Last week’s Friday Fit Tip was all about multitasking.  I told you about my client who was finding time for fitness by doing her abdominal exercises sitting on her son’s bedroom floor while he falls asleep at night.  Brilliant!

So we thought we’d show you the four exercises that she does at night.


Seated Abdominal Series

Exercise #1: Heel Lifts

Starting position for all of the exercises in the series

Sit reclining back just until you feel some tension on your abs, but no back strain.  Pull your belly button into your spine, don’t let your abs push out.  Balance on heels.  Hold arms out straight in front of you (keep shoulders down).
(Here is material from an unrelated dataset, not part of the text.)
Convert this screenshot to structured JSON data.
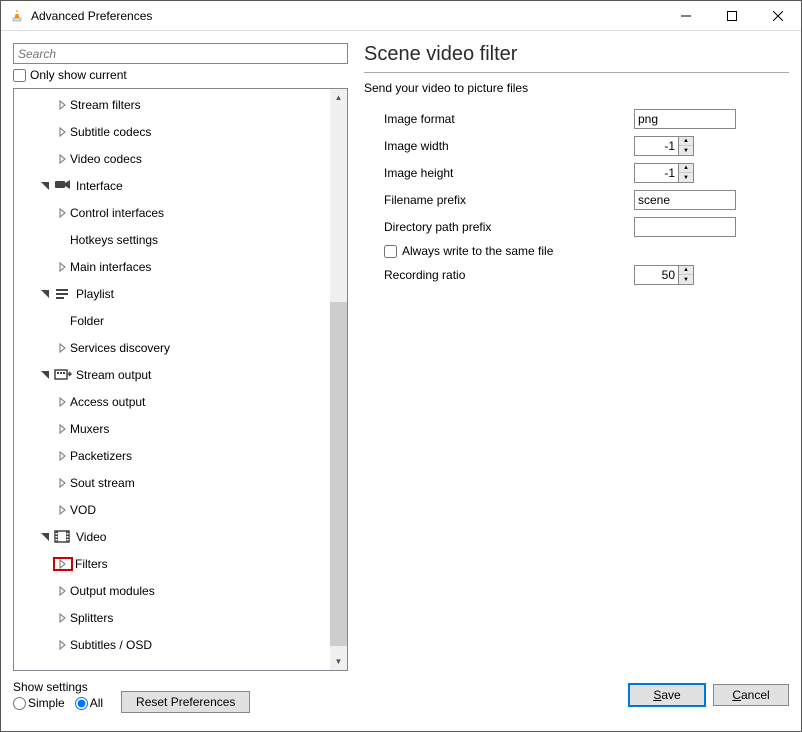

Lift one leg up at a time. Maintain stability in your core though out the exercise.

Lift one heel at a time while maintaining core stability

Exercise #2: Seated twists

Start from the same reclined position, rotate to the side

Start in the same position as above.  Twist upper body moving hands(like you’re holding a ball) from hip to hip.

Maintain the recline and rotate to the other side

Exercise #3:  Arms Over Head

Draw your abs in!

Begin again from the reclined position.  Abs engaged.  Start with arms straight out in front of you and slowly raise them over your head and return to the starting position.  Your body does not move.

Bring arms over head slowly.

Exercise #4:  Triceps Dips

Still maintain abdominal engagement, even during arm exercises

Sit in same reclined position, abs still engaged.  Put hands on floor behind you, fingers pointing towards your body.  Bend your elbows and lower your upper body down.  Pull your abs in and push back to start position with your hands.

Lower your body down, keep belly button drawn in to spine

Do as many repetition of the above exercises as you can while maintaining good form and keeping peace in your house.  If you do 10 of each, or 30 of each, you’ll be fitting in fitness into your busy life!  You can do these exercises anywhere, any time.  As part of your kids bedtime routines, while you watch TV, on vacation or first thing in the morning.  The most important part is that you do them!

*special thanks to my lovely client, Amanda,  for being my model (and my inspiration for this post!)